Malcolm pens the zip code of the crime lab in Port Crane he needs to send a fax to when those three catch his eye again. He angles his phone into a subtle position and snaps a few photos. He’ll share them with the team on Monday, but sends them to the mother and sister he may not see for another week with the caption “the past meets the present.”
His mind returns to Dani’s comment from earlier: “my kind of fairytale.” And it hits him suddenly, the weight of her words based on a memory from that mild March morning they spent together at the City Clerk’s office.
______
“I’ve never seen you blush this much,” he remembers whispering to her, which only made her face turn a deeper crimson.
“Just feels a bit awkward, standing in line all dressed up like this,” she replies, leaning closer into him. He envelopes her further against his side, smiling. She might feel a bit self-conscious, but he, with all his anxiety and hesitation and overthinking patterns, feels none of that today. He’d found his reason for being, his safe harbor in uncharted seas. The person who set his soul on fire. Once they get around to it, she’ll be the mother of his children, and if this line will ever start moving again, soon she’ll be his wife.

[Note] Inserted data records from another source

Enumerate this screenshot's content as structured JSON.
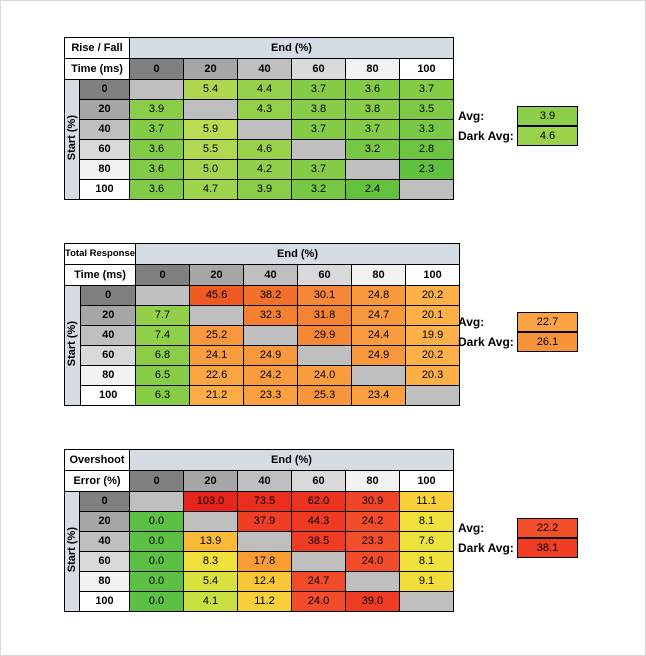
{
  "labels": {
    "avg": "Avg:",
    "dark_avg": "Dark Avg:"
  },
  "styles": {
    "header_fill": "#D6DCE4",
    "diagonal_fill": "#BFBFBF",
    "header_shades": [
      "#808080",
      "#A6A6A6",
      "#BFBFBF",
      "#D9D9D9",
      "#F2F2F2",
      "#FFFFFF"
    ],
    "cell_border": "#000000",
    "canvas_border": "#D9D9D9"
  },
  "chart_data": [
    {
      "type": "heatmap",
      "name": "rise-fall-time",
      "title": [
        "Rise / Fall",
        "Time (ms)"
      ],
      "col_header": "End (%)",
      "row_header": "Start (%)",
      "columns": [
        "0",
        "20",
        "40",
        "60",
        "80",
        "100"
      ],
      "rows": [
        "0",
        "20",
        "40",
        "60",
        "80",
        "100"
      ],
      "values": [
        [
          "",
          "5.4",
          "4.4",
          "3.7",
          "3.6",
          "3.7"
        ],
        [
          "3.9",
          "",
          "4.3",
          "3.8",
          "3.8",
          "3.5"
        ],
        [
          "3.7",
          "5.9",
          "",
          "3.7",
          "3.7",
          "3.3"
        ],
        [
          "3.6",
          "5.5",
          "4.6",
          "",
          "3.2",
          "2.8"
        ],
        [
          "3.6",
          "5.0",
          "4.2",
          "3.7",
          "",
          "2.3"
        ],
        [
          "3.6",
          "4.7",
          "3.9",
          "3.2",
          "2.4",
          ""
        ]
      ],
      "cell_colors": [
        [
          null,
          "#AFD850",
          "#96D14B",
          "#84CC46",
          "#82CB46",
          "#84CC46"
        ],
        [
          "#89CD48",
          null,
          "#94D04A",
          "#87CD47",
          "#87CD47",
          "#7FCA45"
        ],
        [
          "#84CC46",
          "#BBDB53",
          null,
          "#84CC46",
          "#84CC46",
          "#7AC944"
        ],
        [
          "#82CB46",
          "#B1D851",
          "#9BD24C",
          null,
          "#77C843",
          "#6CC541"
        ],
        [
          "#82CB46",
          "#A5D54E",
          "#91D04A",
          "#84CC46",
          null,
          "#5FC13F"
        ],
        [
          "#82CB46",
          "#9DD34D",
          "#89CD48",
          "#77C843",
          "#61C23F",
          null
        ]
      ],
      "avg": "3.9",
      "dark_avg": "4.6",
      "avg_color": "#8CCE49",
      "dark_avg_color": "#9BD24C"
    },
    {
      "type": "heatmap",
      "name": "total-response-time",
      "title": [
        "Total Response",
        "Time (ms)"
      ],
      "col_header": "End (%)",
      "row_header": "Start (%)",
      "columns": [
        "0",
        "20",
        "40",
        "60",
        "80",
        "100"
      ],
      "rows": [
        "0",
        "20",
        "40",
        "60",
        "80",
        "100"
      ],
      "values": [
        [
          "",
          "45.6",
          "38.2",
          "30.1",
          "24.8",
          "20.2"
        ],
        [
          "7.7",
          "",
          "32.3",
          "31.8",
          "24.7",
          "20.1"
        ],
        [
          "7.4",
          "25.2",
          "",
          "29.9",
          "24.4",
          "19.9"
        ],
        [
          "6.8",
          "24.1",
          "24.9",
          "",
          "24.9",
          "20.2"
        ],
        [
          "6.5",
          "22.6",
          "24.2",
          "24.0",
          "",
          "20.3"
        ],
        [
          "6.3",
          "21.2",
          "23.3",
          "25.3",
          "23.4",
          ""
        ]
      ],
      "cell_colors": [
        [
          null,
          "#EE5A22",
          "#F1702B",
          "#F58736",
          "#F9993D",
          "#FDB047"
        ],
        [
          "#92D04A",
          null,
          "#F48032",
          "#F48233",
          "#F9993D",
          "#FDB047"
        ],
        [
          "#90CF4A",
          "#F8973C",
          null,
          "#F58836",
          "#F99B3E",
          "#FDB148"
        ],
        [
          "#8BCD48",
          "#FA9D3F",
          "#F8983D",
          null,
          "#F8983D",
          "#FDB047"
        ],
        [
          "#88CD47",
          "#FBA442",
          "#F99C3F",
          "#FA9D3F",
          null,
          "#FDAF47"
        ],
        [
          "#86CC47",
          "#FCAB45",
          "#FAA041",
          "#F8963C",
          "#FAA040",
          null
        ]
      ],
      "avg": "22.7",
      "dark_avg": "26.1",
      "avg_color": "#FBA342",
      "dark_avg_color": "#F7943A"
    },
    {
      "type": "heatmap",
      "name": "overshoot-error",
      "title": [
        "Overshoot",
        "Error (%)"
      ],
      "col_header": "End (%)",
      "row_header": "Start (%)",
      "columns": [
        "0",
        "20",
        "40",
        "60",
        "80",
        "100"
      ],
      "rows": [
        "0",
        "20",
        "40",
        "60",
        "80",
        "100"
      ],
      "values": [
        [
          "",
          "103.0",
          "73.5",
          "62.0",
          "30.9",
          "11.1"
        ],
        [
          "0.0",
          "",
          "37.9",
          "44.3",
          "24.2",
          "8.1"
        ],
        [
          "0.0",
          "13.9",
          "",
          "38.5",
          "23.3",
          "7.6"
        ],
        [
          "0.0",
          "8.3",
          "17.8",
          "",
          "24.0",
          "8.1"
        ],
        [
          "0.0",
          "5.4",
          "12.4",
          "24.7",
          "",
          "9.1"
        ],
        [
          "0.0",
          "4.1",
          "11.2",
          "24.0",
          "39.0",
          ""
        ]
      ],
      "cell_colors": [
        [
          null,
          "#E8251C",
          "#EA2E1E",
          "#EC331F",
          "#F14527",
          "#F7D039"
        ],
        [
          "#5CC143",
          null,
          "#EF3E24",
          "#EE3A22",
          "#F24C2A",
          "#EEE13C"
        ],
        [
          "#5CC143",
          "#F8BA36",
          null,
          "#EF3D23",
          "#F34E2B",
          "#ECE23D"
        ],
        [
          "#5CC143",
          "#EFE03C",
          "#F89C33",
          null,
          "#F24C2A",
          "#EEE13C"
        ],
        [
          "#5CC143",
          "#D9E13E",
          "#F7C738",
          "#F24B29",
          null,
          "#F2DC3B"
        ],
        [
          "#5CC143",
          "#C9DE40",
          "#F7D039",
          "#F24C2A",
          "#EF3D23",
          null
        ]
      ],
      "avg": "22.2",
      "dark_avg": "38.1",
      "avg_color": "#F34F2B",
      "dark_avg_color": "#EF3D23"
    }
  ]
}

There’s not an inch of unease in him today. Only hope.
She blushes again as a passerby scoots around them.
“What?” He laughs, rubbing her arm.
She brings her head back from under his chin to look at him. “They’re all looking at you.”
“Believe me,” he whispers in her ear, “they’re all looking at you. ”
______
Malcolm curses himself. The exact same exchange occurred in the film and Dani clearly had her eyes on him at that moment, seeing if he’d remember, but he was too focused on looking up specifics on heroin for their case.
“Dani,” he calls to her.
She’s stroking AFIS’s head in her lap, and Alea is slowly drifting off to sleep against her opposite shoulder, the puzzle piece in her hand slowly slipping out of her grasp. Dani’s also tired, and certainly has her hands full, but she’s never looked more beautiful, in every sense of the word.
She looks over at him. “Yep?”
He sighs. “They were all looking at you, you know.”
Her cheeks burn as red as they had back then.